We are running pinot in kubernetes, and noticed th...
# troubleshooting
z
We are running pinot in kubernetes, and noticed that the servers are considered ready too early, before the server has managed to start. This causes the statefulset rolling restart to restart multiple servers simultaneously, making segments inaccessible. The server api
/health
endpoint should be used for readiness probing?
m
Broker routes the query to a server for only segments that are online.
z
In our case 7 out of 8 servers were restarting at the same time
m
Are you using replica groups? If so, you could do one replica at a time?
z
we are not using it
and we are doing helm upgrades for config changes, so it's not done manually
m
@Xiang Fu Any suggestions? IIRC, there are deployments that have hooks that wait for sometime (x minutes) before reporting healthy? cc: @Jackie
j
Which version of pinot are you running? How do you shut down the servers? We need to ensure the shut down hook is called when shutting down the servers
z
Running 0.7.1 with the helm chart from the repo. When we do a helm upgrade (i.e. last time I've configured s3 retries for the Servers), the pods are restarted by the StatefulSet controller, using the default RollingUpdate strategy. The controller waits for the restarted pod to be Ready, then proceeds to restart the next one. The standard kubernetes termination is SIGTERM followed by SIGKILL after 30s if not terminated.
In the chart the Brokers have the /health readiness probe, that's why I'm wondering why the Servers don't have it set.
j
Here is a fix for adding the shutdown hook for the server: https://github.com/apache/pinot/pull/7251
Seems it is not included in
0.8.0
, so you need to try either the current master or wait for the next release
Adding @Xiang Fu to take a look as well
z
Looking into the stop method it seems that the shutdown resource check is disabled while the comments suggest it should be enabled by default since the start check is enabled by default:
Copy code
// Shutdown: enable resource check before shutting down the server
    //           Will wait until all the resources in the external view are neither ONLINE nor CONSUMING
    //           No need to enable this check if startup service status check is enabled
    public static final String CONFIG_OF_SHUTDOWN_ENABLE_RESOURCE_CHECK = "pinot.server.shutdown.enableResourceCheck";
    public static final boolean DEFAULT_SHUTDOWN_ENABLE_RESOURCE_CHECK = false;
Oh nevermind, I read that comment wrong.
I'm looking into the docs for the replica groups, and can't find how the servers are assigned to replica groups.
j
z
From that example I can't see how I could control which servers are assigned which replica group
I'd like to run multiple statefulsets of servers, and assign the replica groups to different statefulsets so they can be restarted without disrupting multiple replicas of any segments
Now I see the pool based one is what I'm looking for, thanks!
m
Pool based is more for a giant multitenant cluster with hundreds of tables. Replica group is a simple concept.
z
In this case the assignment to servers is arbitrary or can it be controlled?

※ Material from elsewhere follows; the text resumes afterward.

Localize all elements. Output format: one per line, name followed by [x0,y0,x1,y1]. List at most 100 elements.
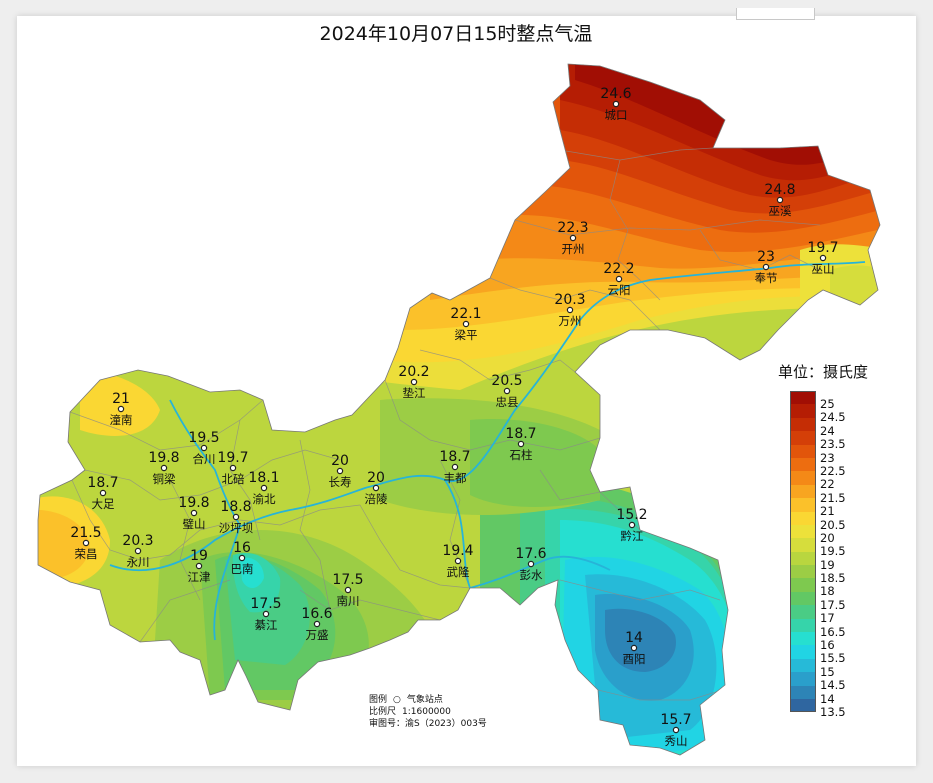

Per my current understanding two pinot helm deployments could be run with the same zookeeper and cluster name, and the servers assigned to different pools in each. Then the deployments could be upgraded separately without downtime.
Also the docs mention the recommended upgrade sequence (changing pinot version) of controller, broker, etc, this could make a further split necessary, since I don't think helm guarantees any order of upgrading these statefulsets.